I’m a short hair almost military-style kind of a haircut guy living in a country whose men favor hair with flair. Men in Japan don’t look to handsome Hollywood screen legends like Steve McQueen, Paul Newman, Harrison Ford or Julie Andrews for inspiration. They look to musicians and artists ala Tina Turner, Barbara Mandrell, Fredrick Chopin and Andy Warhol for tips. Teased, feathered, fried or dyed, no hairstyle is too faggy for the hyper fashionable, ultra modern and creepily androgynous Japanese man.

This is why I was happy to find a barber in my neighborhood when I first moved to Tokyo. The sign outside the stairs leading up to his second-floor establishment read “Spoken English.” At the time, my Japanese was limited to key words and phrases like excuse me, please, thank you and only if you pay me, so I was happy to find a barber who spoke English.

Koetsusan is a short, squat, pale, pumpkin of a man with a round and caring grandmother’s face. He greeted me that first time as he has done ever since then dressed like Chucky from those “Child’s Play” movies.

“Herro!” He smiled. “Firs time?”

“Konichiwa. Yes.” I answered.

“How you rike hair?” He asked.

“Short, like short. Short.” I said figuring that if I said the word short enough he’d get the idea that I didn’t want to look like a local peacock.

Nearly three years later, our conversations have grown to include topics like food, movies, vacations, hobbies, parties, my partner and tattoos. I take the opportunity to practice (butcher) my Japanese. He takes the opportunity to practice (slaughter) his English. Discussing food means I’m talking about Mexican favorites and Indian restaurants so before long our little talks sound like a futuristic L.A. street scene from the movie “Blade Runner.”

Him: Member you say las time you see movie Ratatouille wit friend. I too saw it.

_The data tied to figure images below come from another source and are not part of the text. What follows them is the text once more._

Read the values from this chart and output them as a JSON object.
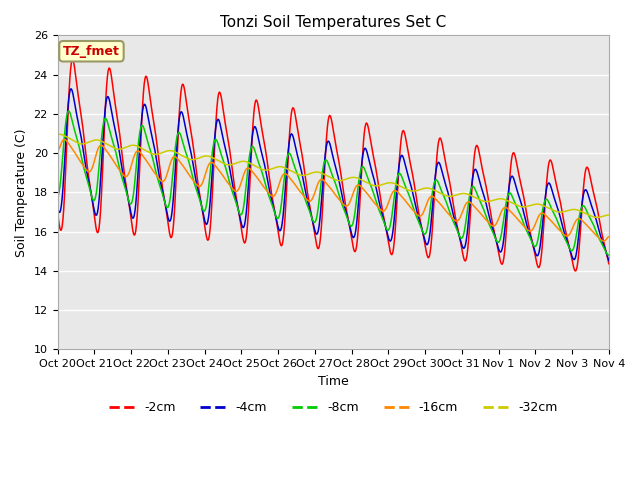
{
  "title": "Tonzi Soil Temperatures Set C",
  "xlabel": "Time",
  "ylabel": "Soil Temperature (C)",
  "ylim": [
    10,
    26
  ],
  "xlim": [
    0,
    15
  ],
  "annotation": "TZ_fmet",
  "annotation_color": "#cc0000",
  "annotation_box_color": "#ffffcc",
  "annotation_box_edge": "#999966",
  "bg_color": "#e8e8e8",
  "line_colors": {
    "-2cm": "#ff0000",
    "-4cm": "#0000cc",
    "-8cm": "#00cc00",
    "-16cm": "#ff8800",
    "-32cm": "#cccc00"
  },
  "legend_labels": [
    "-2cm",
    "-4cm",
    "-8cm",
    "-16cm",
    "-32cm"
  ],
  "tick_labels": [
    "Oct 20",
    "Oct 21",
    "Oct 22",
    "Oct 23",
    "Oct 24",
    "Oct 25",
    "Oct 26",
    "Oct 27",
    "Oct 28",
    "Oct 29",
    "Oct 30",
    "Oct 31",
    "Nov 1",
    "Nov 2",
    "Nov 3",
    "Nov 4"
  ],
  "figsize": [
    6.4,
    4.8
  ],
  "dpi": 100
}
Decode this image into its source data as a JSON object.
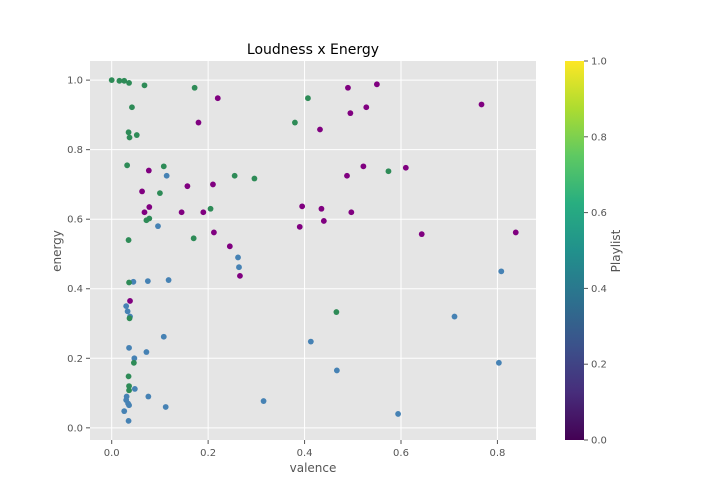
{
  "chart_data": {
    "type": "scatter",
    "title": "Loudness x Energy",
    "xlabel": "valence",
    "ylabel": "energy",
    "xlim": [
      -0.045,
      0.88
    ],
    "ylim": [
      -0.035,
      1.055
    ],
    "xticks": [
      "0.0",
      "0.2",
      "0.4",
      "0.6",
      "0.8"
    ],
    "xtick_values": [
      0.0,
      0.2,
      0.4,
      0.6,
      0.8
    ],
    "yticks": [
      "0.0",
      "0.2",
      "0.4",
      "0.6",
      "0.8",
      "1.0"
    ],
    "ytick_values": [
      0.0,
      0.2,
      0.4,
      0.6,
      0.8,
      1.0
    ],
    "grid": true,
    "colorbar": {
      "label": "Playlist",
      "ticks": [
        "0.0",
        "0.2",
        "0.4",
        "0.6",
        "0.8",
        "1.0"
      ],
      "tick_values": [
        0.0,
        0.2,
        0.4,
        0.6,
        0.8,
        1.0
      ],
      "colormap": "viridis"
    },
    "colors": {
      "purple": "#800080",
      "steelblue": "#4682b4",
      "seagreen": "#2e8b57"
    },
    "series": [
      {
        "color": "#800080",
        "points": [
          [
            0.038,
            0.365
          ],
          [
            0.063,
            0.68
          ],
          [
            0.068,
            0.62
          ],
          [
            0.077,
            0.74
          ],
          [
            0.078,
            0.635
          ],
          [
            0.145,
            0.62
          ],
          [
            0.157,
            0.695
          ],
          [
            0.18,
            0.878
          ],
          [
            0.19,
            0.62
          ],
          [
            0.21,
            0.7
          ],
          [
            0.212,
            0.562
          ],
          [
            0.22,
            0.948
          ],
          [
            0.245,
            0.522
          ],
          [
            0.266,
            0.437
          ],
          [
            0.39,
            0.578
          ],
          [
            0.395,
            0.637
          ],
          [
            0.432,
            0.858
          ],
          [
            0.435,
            0.63
          ],
          [
            0.44,
            0.595
          ],
          [
            0.488,
            0.725
          ],
          [
            0.49,
            0.978
          ],
          [
            0.495,
            0.905
          ],
          [
            0.497,
            0.62
          ],
          [
            0.522,
            0.752
          ],
          [
            0.528,
            0.922
          ],
          [
            0.55,
            0.988
          ],
          [
            0.61,
            0.748
          ],
          [
            0.643,
            0.557
          ],
          [
            0.767,
            0.93
          ],
          [
            0.838,
            0.562
          ]
        ]
      },
      {
        "color": "#4682b4",
        "points": [
          [
            0.026,
            0.048
          ],
          [
            0.03,
            0.08
          ],
          [
            0.03,
            0.35
          ],
          [
            0.031,
            0.09
          ],
          [
            0.033,
            0.335
          ],
          [
            0.034,
            0.07
          ],
          [
            0.035,
            0.02
          ],
          [
            0.036,
            0.065
          ],
          [
            0.036,
            0.23
          ],
          [
            0.038,
            0.32
          ],
          [
            0.045,
            0.42
          ],
          [
            0.047,
            0.2
          ],
          [
            0.048,
            0.112
          ],
          [
            0.075,
            0.422
          ],
          [
            0.072,
            0.218
          ],
          [
            0.076,
            0.09
          ],
          [
            0.096,
            0.58
          ],
          [
            0.108,
            0.262
          ],
          [
            0.112,
            0.06
          ],
          [
            0.118,
            0.425
          ],
          [
            0.262,
            0.49
          ],
          [
            0.264,
            0.462
          ],
          [
            0.315,
            0.077
          ],
          [
            0.413,
            0.248
          ],
          [
            0.467,
            0.165
          ],
          [
            0.594,
            0.04
          ],
          [
            0.711,
            0.32
          ],
          [
            0.803,
            0.187
          ],
          [
            0.808,
            0.45
          ],
          [
            0.114,
            0.725
          ]
        ]
      },
      {
        "color": "#2e8b57",
        "points": [
          [
            0.0,
            1.0
          ],
          [
            0.016,
            0.998
          ],
          [
            0.026,
            0.998
          ],
          [
            0.036,
            0.992
          ],
          [
            0.042,
            0.922
          ],
          [
            0.035,
            0.85
          ],
          [
            0.037,
            0.835
          ],
          [
            0.052,
            0.842
          ],
          [
            0.068,
            0.985
          ],
          [
            0.032,
            0.755
          ],
          [
            0.035,
            0.54
          ],
          [
            0.036,
            0.418
          ],
          [
            0.037,
            0.315
          ],
          [
            0.035,
            0.148
          ],
          [
            0.036,
            0.12
          ],
          [
            0.036,
            0.108
          ],
          [
            0.046,
            0.187
          ],
          [
            0.072,
            0.597
          ],
          [
            0.078,
            0.602
          ],
          [
            0.1,
            0.675
          ],
          [
            0.108,
            0.752
          ],
          [
            0.172,
            0.978
          ],
          [
            0.17,
            0.545
          ],
          [
            0.205,
            0.63
          ],
          [
            0.255,
            0.725
          ],
          [
            0.296,
            0.717
          ],
          [
            0.38,
            0.878
          ],
          [
            0.407,
            0.948
          ],
          [
            0.466,
            0.333
          ],
          [
            0.574,
            0.738
          ]
        ]
      }
    ]
  }
}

Me: Honto? Ratatouille ski deska?

Him: Mmmmm not so mush. Mmmmm so-so.

Me: See! I told you it was only OK. I really like the classical music you are playing on the radio. Classical music ski deska?

Him: Not so mush. Customer say rike so I have. Why Ratatouille rike tattoo? You know tattoo? Tattoo?

Me: I have a tattoo. I have a tattoo on here (motioning to my right hip). Tattoo ski deska?

Him: Honto? Mmmmm. I no rike. You make food tonight?

Me: Hait. Tofu tacos toe guacamole.

Him: Honto? Tofu taco oishideska?

Me: Hait. Totemo Oishides!

I leave the barber with short hair, a smile and the sudden fear that I’ve crossed into The Twilight Zone.